Mineko delivers an absorbing account of her life and training as a very top geisha in Gion, the most exclusive of Kyoto's geisha districts. For those who are comparing her tale to Golden's, keep in mind that Golden is writing fiction, in fact, almost fairy-tale-esque fiction (complete with wicked stepsister, wicked stepmother, fairy god-mother, handsome prince, etc.) Mineko's tale is true, and archly told; Mineko herself comes across as a very strong, in some places almost domineering personality, as one would expect given her position in the family she was adopted into and her family's high-status position in Gion. The strength of her personality makes reading this book a wonderful pleasure.
However, Mineko's position within the geisha hierarchy was very atypical. She was at the very top of the heap, with all sorts of perks and privileges due to her station that many other geisha did not have (atotori so everyone respects her from day one; she gets personal access to the Big Mistress, tremendous financial and professional support in launching her career from her very-high-status okiya etc.), and it's not clear in the book that she understood this at the time, or indeed understands this now. For example, when talking about sexual matters (such as mizuage and whether a geisha's patron was entitled to sexual favors--Dalby and Golden say yes, Mineko says no), Mineko talks about her earnings, which were at the time she was working somewhere on the order of hundreds of thousands of yen a night in goshugi alone, and says something to the effect of "This is another reason why the idea of geisha selling sexual favors is so ridiculous. Given that geisha earn so much just by performing, why would they?" Well....most geisha, especially those who didn't have access to Mineko's advantages, probably *didn't* earn that much. Not that they necessarily sold sexual favors, you understand, it's just that Mineko doesn't seem to realize that her earning status was quite extraordinary and that there were probably a *great* many geisha who were a lot less fortunate.
(It may be worth pointing out here that Liza Dalby worked in Pontocho, a slightly-lower-status geisha district of Kyoto than Gion, where Mineko was located. Of course, Dalby also suggests that a great amount of the "sex" aspect of the concept of geisha may have come from the conflation of many different types of geisha and female entertainers.)

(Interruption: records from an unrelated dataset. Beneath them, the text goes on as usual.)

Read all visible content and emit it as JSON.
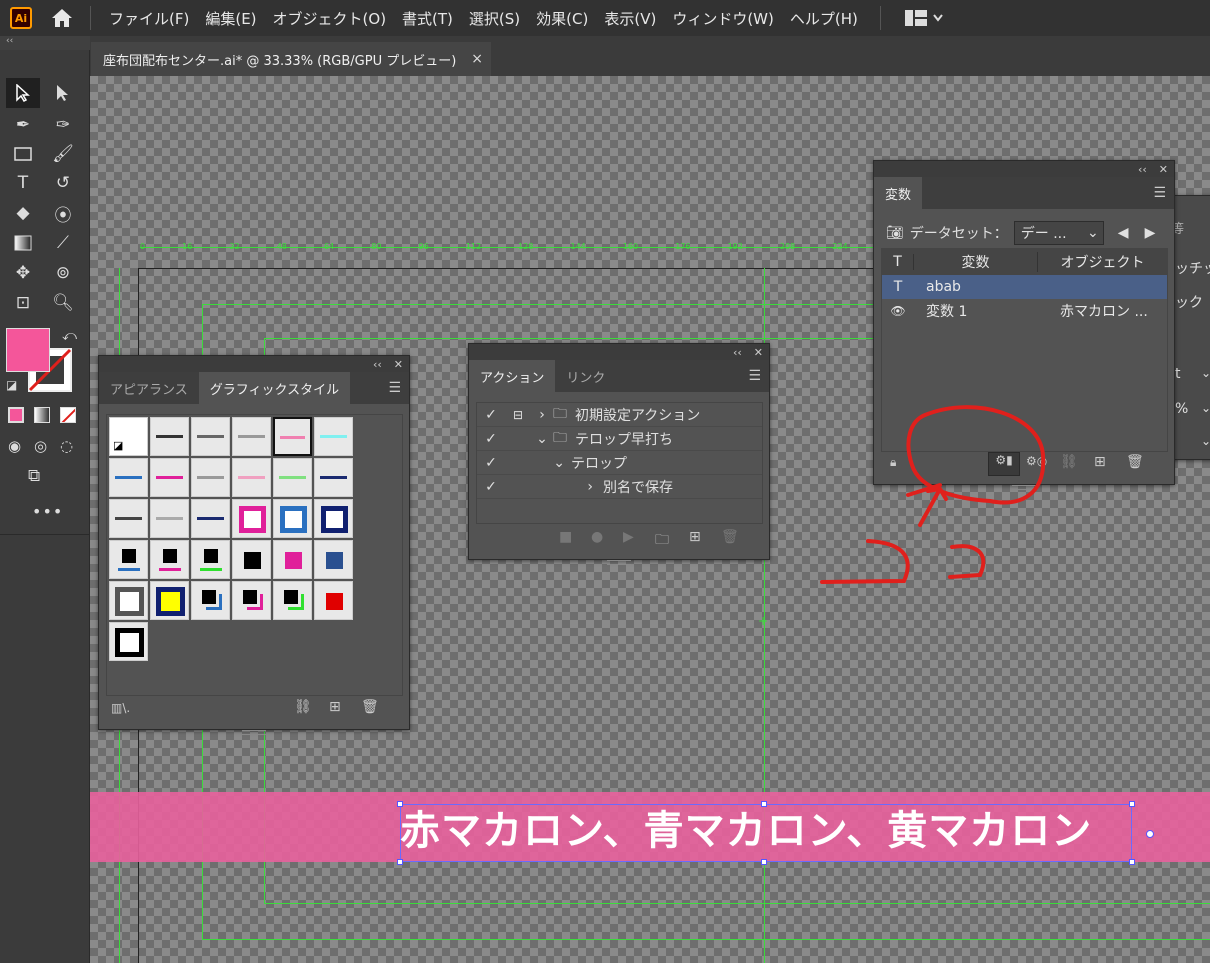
{
  "app": {
    "logo": "Ai"
  },
  "menu": [
    "ファイル(F)",
    "編集(E)",
    "オブジェクト(O)",
    "書式(T)",
    "選択(S)",
    "効果(C)",
    "表示(V)",
    "ウィンドウ(W)",
    "ヘルプ(H)"
  ],
  "document_tab": {
    "title": "座布団配布センター.ai* @ 33.33% (RGB/GPU プレビュー)",
    "close": "×"
  },
  "colors": {
    "fill": "#f4569a",
    "accent_red": "#e0201c",
    "guide": "#3bdc3b"
  },
  "appearance_panel": {
    "tabs": [
      "アピアランス",
      "グラフィックスタイル"
    ],
    "active_tab": "グラフィックスタイル"
  },
  "actions_panel": {
    "tabs": [
      "アクション",
      "リンク"
    ],
    "rows": [
      {
        "label": "初期設定アクション",
        "type": "set"
      },
      {
        "label": "テロップ早打ち",
        "type": "set"
      },
      {
        "label": "テロップ",
        "type": "action"
      },
      {
        "label": "別名で保存",
        "type": "step"
      }
    ]
  },
  "variables_panel": {
    "tab": "変数",
    "dataset_label": "データセット：",
    "dataset_value": "デー ...",
    "columns": [
      "変数",
      "オブジェクト"
    ],
    "rows": [
      {
        "type_icon": "T",
        "name": "abab",
        "object": ""
      },
      {
        "type_icon": "eye-icon",
        "name": "変数 1",
        "object": "赤マカロン ..."
      }
    ]
  },
  "behind_panel": {
    "labels": [
      "ッチッ",
      "ック",
      "t",
      "%"
    ],
    "tab_glyph": "等"
  },
  "artwork": {
    "text": "赤マカロン、青マカロン、黄マカロン"
  },
  "ruler_marks": [
    "0",
    "16",
    "32",
    "48",
    "64",
    "80",
    "96",
    "112",
    "128",
    "144",
    "160",
    "176",
    "192",
    "208",
    "224",
    "240"
  ]
}
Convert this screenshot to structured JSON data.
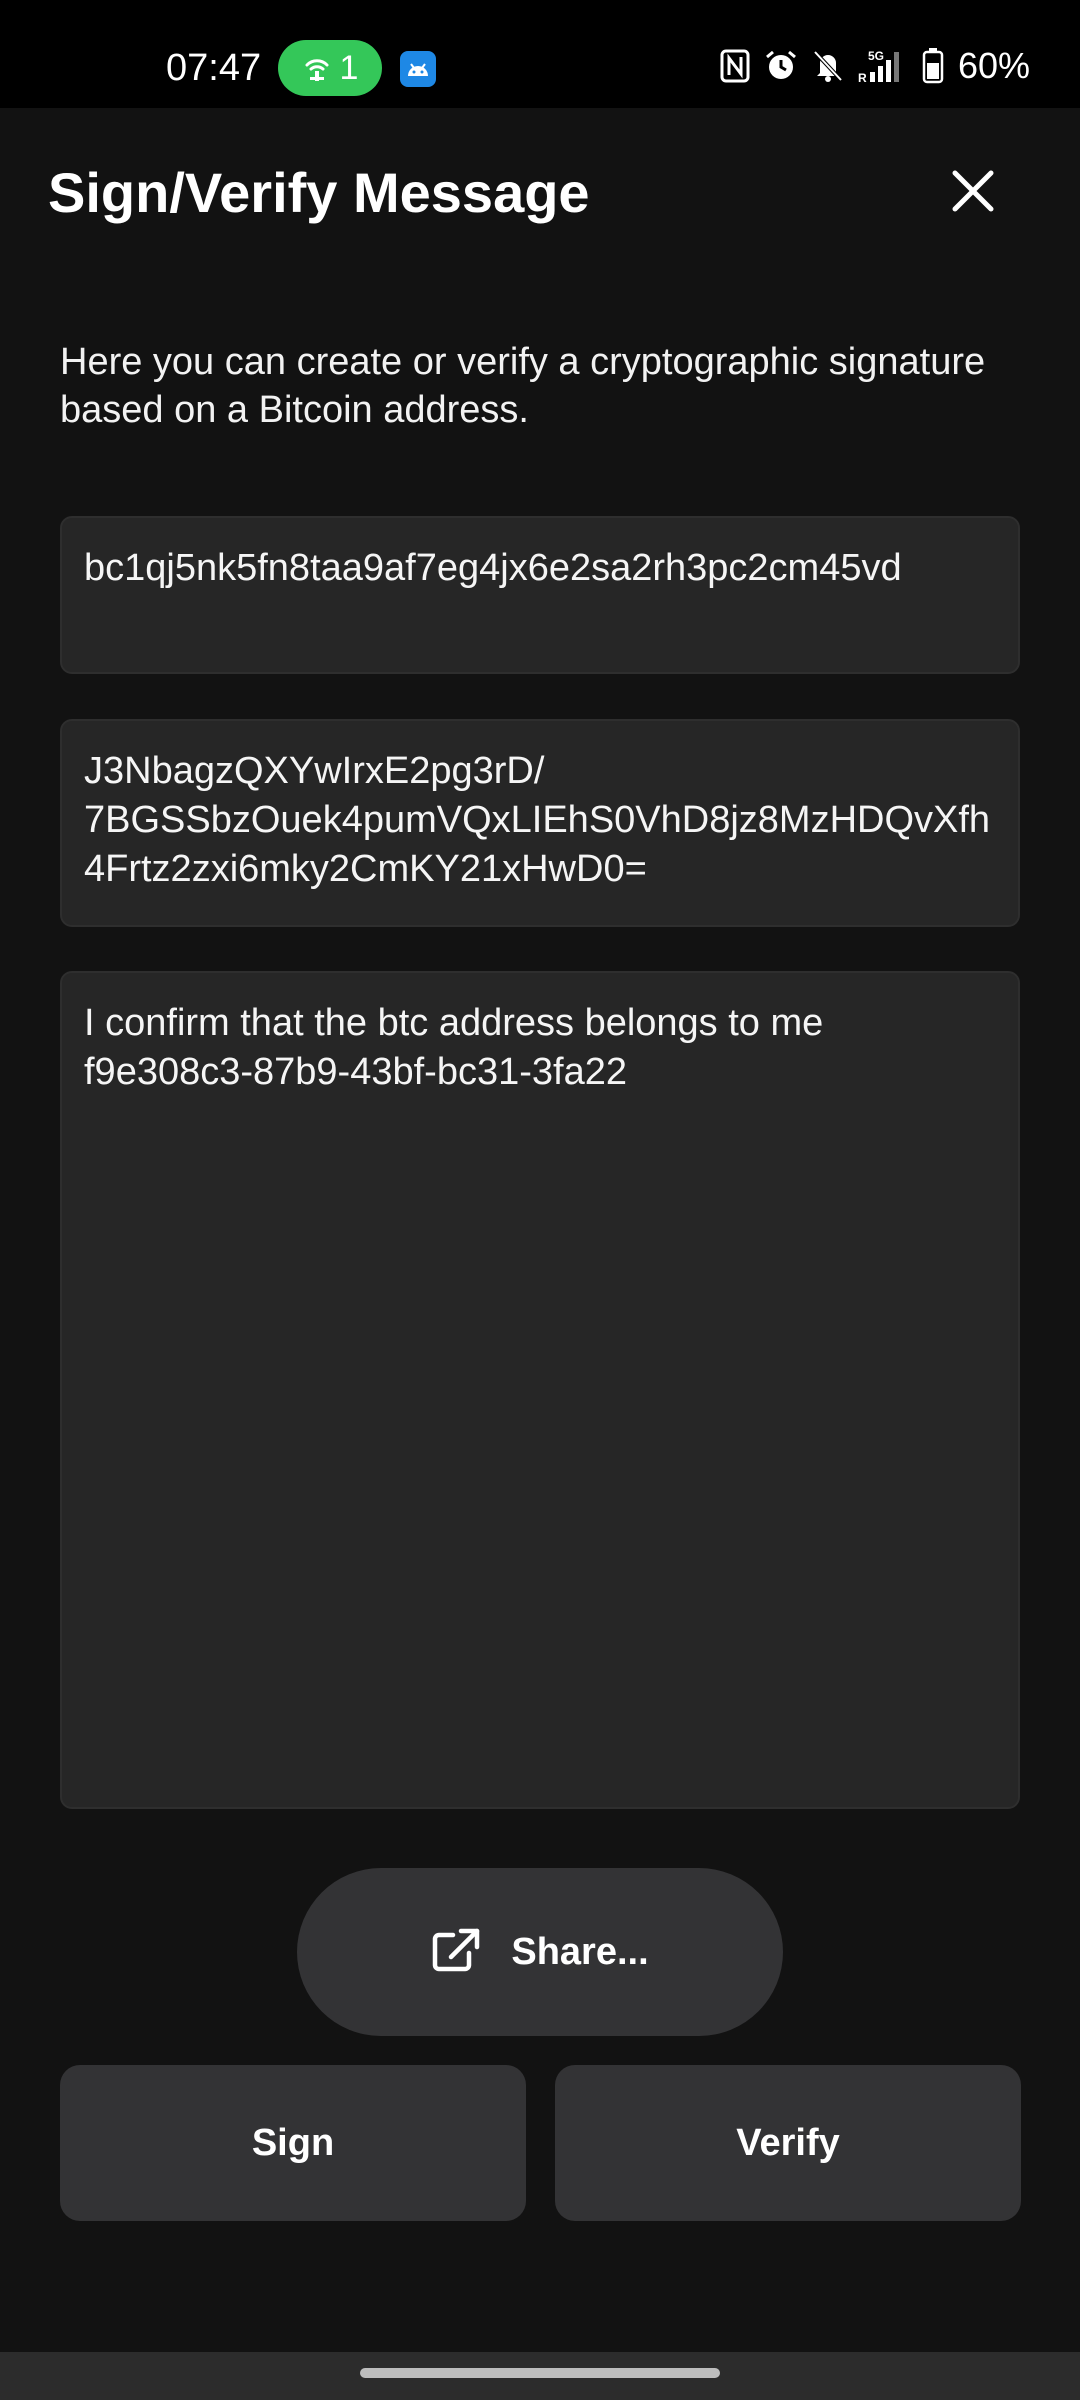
{
  "status_bar": {
    "time": "07:47",
    "hotspot_count": "1",
    "battery": "60%",
    "icons": [
      "hotspot-icon",
      "android-app-icon",
      "nfc-icon",
      "alarm-icon",
      "mute-icon",
      "signal-5g-icon",
      "battery-icon"
    ]
  },
  "header": {
    "title": "Sign/Verify Message",
    "close_icon": "close-icon"
  },
  "description": "Here you can create or verify a cryptographic signature based on a Bitcoin address.",
  "fields": {
    "address": "bc1qj5nk5fn8taa9af7eg4jx6e2sa2rh3pc2cm45vd",
    "signature": "J3NbagzQXYwIrxE2pg3rD/\n7BGSSbzOuek4pumVQxLIEhS0VhD8jz8MzHDQvXfh4Frtz2zxi6mky2CmKY21xHwD0=",
    "message": "I confirm that the btc address belongs to me\nf9e308c3-87b9-43bf-bc31-3fa22"
  },
  "buttons": {
    "share_label": "Share...",
    "share_icon": "external-share-icon",
    "sign_label": "Sign",
    "verify_label": "Verify"
  },
  "colors": {
    "background": "#121212",
    "field_background": "#262626",
    "button_background": "#333335",
    "hotspot_green": "#34c759"
  }
}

All in all, this is an entertaining book, well-written and highly readable, by turns sad and funny, as well as a great look inside the world of very-high-status geisha. In a way, this book is a tragedy as well, as by the end of it Mineko gives up her career and closes the okiya that had been entrusted to her by her adoptive family (an act that would have made Mineko look a lot less sympathetic if we hadn't seen just how hard she had been pushed as a child, even though her family cared for her.) Those reading it for information, however, should keep in mind that Mineko's account of geisha life is, while wonderfully detailed, also quite narrow in scope and that it may not be representative of all or even most geisha. For a look at a very different kind of geisha experience, I suggest AUTOBIOGRAPHY OF A GEISHA, by Sayo Masuda, who was a hot-springs geisha around 1940 or so.